The timekeeper was to stop the clock after every goal, to give time for the ball/puck to be placed at the “point” – also known as halfway down the driveway from the garage. Then the ball/puck would be teed up, the timekeeper would nod, and the action would begin again. The timekeeper was also responsible for keeping track of the situation.

“Two goals. Twenty-seven seconds left,” or something like that, he would crow into the winter air. He was also under strict orders to count the time down, loudly, in the final 10 seconds, if a fourth goal was still needed. He also served as referee, his word on disputed goals or those scored after time had run out being final.

But back to Davis and his slapper.

All of the above was needed when Davis wound up for his slapper

Like I said, Davis was big for his age, and he could really thwack the ball/puck. The fellow shooters had the advantage of being able to scatter when Davis, playing the point (the shooters would rotate positions, like in volleyball; this was all organized stuff, you know), would begin his wind up.

The goalie had no such option to his avail.

What was worse was that Davis, for all his firepower, was dreadfully lacking in accuracy. Plainly put, Bob had no idea where the ball/puck would go after he thwacked it. It was like stepping up to the plate against Ryne Duren, the drunk, wild Yankee of the 1960s.

I don’t think I actually saw Davis’s stick hit the ball/puck, ever, because my eyes were always closed – even when I was a scattering-out-of-the-way shooter.

It was like being on the firing line. Here was the three-step process:

1. Davis winds up

2. I close my eyes – squeeze them shut, actually, cringing

3. A or B occurs

“A” was that the shot was off target, in which case you’d here the smack of the metal garage door being pummeled. “B” was that it was spot on, and it either hit you – and hurt you, despite the gear – or it went into the net.

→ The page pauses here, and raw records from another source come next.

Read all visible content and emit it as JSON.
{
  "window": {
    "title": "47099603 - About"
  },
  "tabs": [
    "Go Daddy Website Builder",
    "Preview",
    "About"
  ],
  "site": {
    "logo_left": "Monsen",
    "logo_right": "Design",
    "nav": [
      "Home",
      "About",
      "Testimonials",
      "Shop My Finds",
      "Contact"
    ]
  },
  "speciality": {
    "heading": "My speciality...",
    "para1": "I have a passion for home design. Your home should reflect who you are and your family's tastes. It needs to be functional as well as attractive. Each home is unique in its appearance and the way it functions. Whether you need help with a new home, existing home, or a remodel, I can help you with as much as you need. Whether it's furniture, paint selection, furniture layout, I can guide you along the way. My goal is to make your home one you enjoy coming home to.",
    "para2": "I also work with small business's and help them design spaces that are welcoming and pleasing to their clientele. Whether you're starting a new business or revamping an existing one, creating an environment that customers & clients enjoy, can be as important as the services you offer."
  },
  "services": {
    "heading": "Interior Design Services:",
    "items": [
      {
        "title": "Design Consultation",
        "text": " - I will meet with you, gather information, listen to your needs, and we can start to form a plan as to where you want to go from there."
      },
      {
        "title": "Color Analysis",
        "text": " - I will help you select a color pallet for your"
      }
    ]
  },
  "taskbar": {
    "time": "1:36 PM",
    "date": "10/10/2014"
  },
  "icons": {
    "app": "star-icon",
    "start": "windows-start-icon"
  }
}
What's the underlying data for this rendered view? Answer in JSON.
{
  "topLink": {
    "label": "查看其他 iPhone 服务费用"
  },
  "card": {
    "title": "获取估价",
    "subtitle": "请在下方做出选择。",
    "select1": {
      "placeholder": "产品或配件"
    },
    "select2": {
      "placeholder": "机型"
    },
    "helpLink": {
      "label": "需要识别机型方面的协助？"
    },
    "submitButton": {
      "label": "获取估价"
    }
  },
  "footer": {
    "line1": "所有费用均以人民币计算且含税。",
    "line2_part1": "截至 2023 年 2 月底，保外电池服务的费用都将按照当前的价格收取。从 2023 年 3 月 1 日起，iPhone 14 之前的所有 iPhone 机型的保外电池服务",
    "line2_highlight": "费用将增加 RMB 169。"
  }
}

I was deathly afraid of “B” and no goal.

We had one of those garage doors with the rectangular windows in it. Drive around any subdivision built after 1975 and if you find one, give me a holler and I’ll buy you lunch – after calling you a liar. Well, Davis broke many of those windows, and my mother knew it. She didn’t really seem to care. Perhaps it was a resigned feeling. Of course, Davis was almost bigger than her, too.

But Davis’s presence was great, because it provided an edge to the game. The unpredictability and instability of his slapshot was something to be feared. He was the North Korea of street hockey.

With all the shoveling to be done lately, I’ve been thinking a lot of those perfectly-snow-coated driveways. Today my aim is the cleanest driveway possible. But occasionally I get the urge to toss away the shovel and break out the broom.